Growth is obviously extremely cross-functional. For those working in growth, what are their typical backgrounds?

  • There are two main archetypes for people in growth, and most people fall somewhere in between the two.

  • The first is someone with a background in content marketing, or product marketing, or as a community manager. They might be a little more right brain-focused, more creative than analytical. This background might be more useful for companies that are really focused on growing their community or increasing brand recognition.

  • The second is more left brain-focused. They might have studied statistics or worked as a data analyst. This is really useful for companies whose growth strategy is more data-intensive. For instance, I know the Head of Growth of Hydrant was looking for growth people with data backgrounds, as the company had a ton of data from all the stores they sell into that they wanted to incorporate into their growth strategy.

  • Interestingly, one trend I’ve seen is people who might otherwise become PMs starting to go into growth. That makes sense to me, since there’s so much crossover between those two roles -- both require an analytical mindset, but you’re not doing engineering or data science. And you also need to be creative, work cross-functionally, focus on outcomes, and know how to manage projects.

If you were hiring someone for a growth role, what would you look for?

  1. Stellar prioritization skills. One common mistake I see is growth marketers relying on a strategy of throwing spaghetti against the wall and seeing what sticks. Sometimes that’s necessary, but, over time, you should be figuring out what works best and then ruthlessly prioritizing those tactics and channels.

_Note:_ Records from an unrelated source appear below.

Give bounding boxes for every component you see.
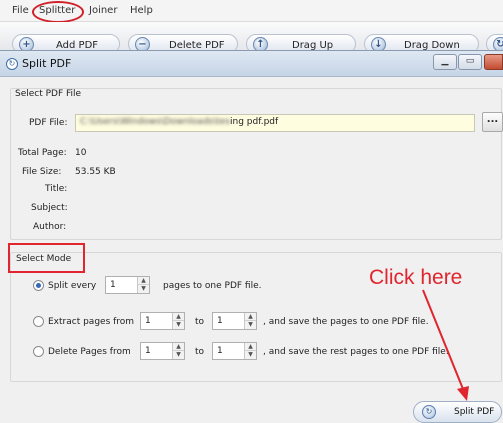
stepper-up-icon[interactable]: ▲ <box>245 313 256 321</box>
split-pdf-label: Split PDF <box>454 407 495 417</box>
stepper-down-icon[interactable]: ▼ <box>245 321 256 329</box>
delete-suffix: , and save the rest pages to one PDF fil… <box>263 347 449 357</box>
menu-bar: File Splitter Joiner Help <box>0 0 503 23</box>
delete-to-label: to <box>195 347 205 357</box>
menu-joiner[interactable]: Joiner <box>89 5 117 16</box>
splitter-highlight-circle <box>32 1 84 23</box>
click-here-annotation: Click here <box>369 266 463 289</box>
pdf-path-blurred: C:\Users\Windows\Downloads\tes <box>80 117 231 127</box>
delete-pages-label: Delete Pages from <box>48 347 131 357</box>
close-button[interactable] <box>484 54 503 70</box>
menu-help[interactable]: Help <box>130 5 153 16</box>
maximize-button[interactable]: ▭ <box>458 54 482 70</box>
stepper-up-icon[interactable]: ▲ <box>173 313 184 321</box>
split-icon: ↻ <box>422 405 436 419</box>
extract-from-stepper[interactable]: 1 ▲ ▼ <box>140 312 185 330</box>
stepper-down-icon[interactable]: ▼ <box>138 285 149 293</box>
delete-pages-radio[interactable] <box>33 346 44 357</box>
subject-label: Subject: <box>31 203 68 213</box>
total-page-label: Total Page: <box>18 148 67 158</box>
minimize-button[interactable]: ▁ <box>433 54 457 70</box>
select-mode-highlight-box <box>8 243 85 273</box>
browse-button[interactable]: ... <box>482 112 503 132</box>
stepper-down-icon[interactable]: ▼ <box>173 351 184 359</box>
pdf-path-visible: ing pdf.pdf <box>230 117 279 127</box>
select-file-group <box>10 88 502 240</box>
delete-to-value: 1 <box>217 346 223 356</box>
stepper-down-icon[interactable]: ▼ <box>173 321 184 329</box>
stepper-up-icon[interactable]: ▲ <box>245 343 256 351</box>
dialog-titlebar[interactable]: ↻ Split PDF ▁ ▭ <box>0 51 503 77</box>
extract-suffix: , and save the pages to one PDF file. <box>263 317 429 327</box>
file-size-label: File Size: <box>22 167 62 177</box>
delete-to-stepper[interactable]: 1 ▲ ▼ <box>212 342 257 360</box>
title-label: Title: <box>45 184 68 194</box>
select-file-heading: Select PDF File <box>15 89 82 99</box>
total-page-value: 10 <box>75 148 87 158</box>
delete-from-stepper[interactable]: 1 ▲ ▼ <box>140 342 185 360</box>
delete-from-value: 1 <box>145 346 151 356</box>
extract-from-value: 1 <box>145 316 151 326</box>
split-every-radio[interactable] <box>33 280 44 291</box>
split-every-stepper[interactable]: 1 ▲ ▼ <box>105 276 150 294</box>
split-every-value: 1 <box>110 280 116 290</box>
split-pdf-button[interactable]: ↻ Split PDF <box>413 401 502 423</box>
split-every-suffix: pages to one PDF file. <box>163 281 262 291</box>
extract-to-label: to <box>195 317 205 327</box>
app-icon: ↻ <box>6 58 18 70</box>
stepper-up-icon[interactable]: ▲ <box>173 343 184 351</box>
menu-file[interactable]: File <box>12 5 29 16</box>
dialog-title: Split PDF <box>22 57 72 70</box>
stepper-up-icon[interactable]: ▲ <box>138 277 149 285</box>
extract-to-stepper[interactable]: 1 ▲ ▼ <box>212 312 257 330</box>
pdf-file-label: PDF File: <box>29 118 68 128</box>
toolbar: + Add PDF − Delete PDF ↑ Drag Up ↓ Drag … <box>0 22 503 54</box>
stepper-down-icon[interactable]: ▼ <box>245 351 256 359</box>
author-label: Author: <box>33 222 67 232</box>
file-size-value: 53.55 KB <box>75 167 116 177</box>
split-every-label: Split every <box>48 281 97 291</box>
pdf-file-path-input[interactable]: C:\Users\Windows\Downloads\tesing pdf.pd… <box>75 114 475 132</box>
extract-pages-label: Extract pages from <box>48 317 135 327</box>
extract-to-value: 1 <box>217 316 223 326</box>
extract-pages-radio[interactable] <box>33 316 44 327</box>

  2. Having a framework for generating ideas so you’re consistently coming up with new ideas to explore, rather than relying on one-off strokes of genius.

  3. The ability to operate at a super granular level of detail. A big part of growth marketing is executing and thinking through the minutiae -- what’s our ad copy, our budget, our audience targeting strategy, etc.

  4. Comfort with working with, probing, and contextualizing data.

  5. High emotional intelligence (EQ) for working effectively with people and teams across the company.

You mentioned the importance of being comfortable with data. What tools do growth marketers use to work with data?

  • Aside from Excel, SQL is the go-to tool. For example, with SQL, you can do things like run queries to identify your most profitable customers and run campaigns tailored to that demographic. In general, with SQL, you are more able to analyze your existing customer, campaign, and prospect data to find patterns, insights, and lessons learned without the help of the developer team.

For those looking to learn more -- what resources would you recommend?

  • Hands down my favorite growth resource is the Demand Curve newsletter, by Julian Shapiro. It has a free version, and every edition has tons of unconventional, brilliant growth ideas, as well as really concrete examples.

  • Second, I’d follow growth and marketing people on Twitter, like Amanda Goetz, former VP of Marketing at the Knot.

  • Finally, I’d try to use the time you already spend scrolling on social media to build that growth muscle. Look at what people and companies are posting through a growth lens. This Instagram ad -- how could it be improved? That ad banner -- is it effective?

Is there anything I haven’t asked about that you’d like to share?

  • The last thing is just that I think working in growth is an incredible experience to have, whether or not growth becomes your long-term career.

  • For me, I didn’t have as much operator experience, and so growth has been an incredible vantage point from which I’ve been able to learn more about what everyone else at a startup (sales, design, product, etc.) actually does. Some fields, like engineering, can be quite siloed. Growth is the opposite -- you’re collaborating with different people and different teams all the time.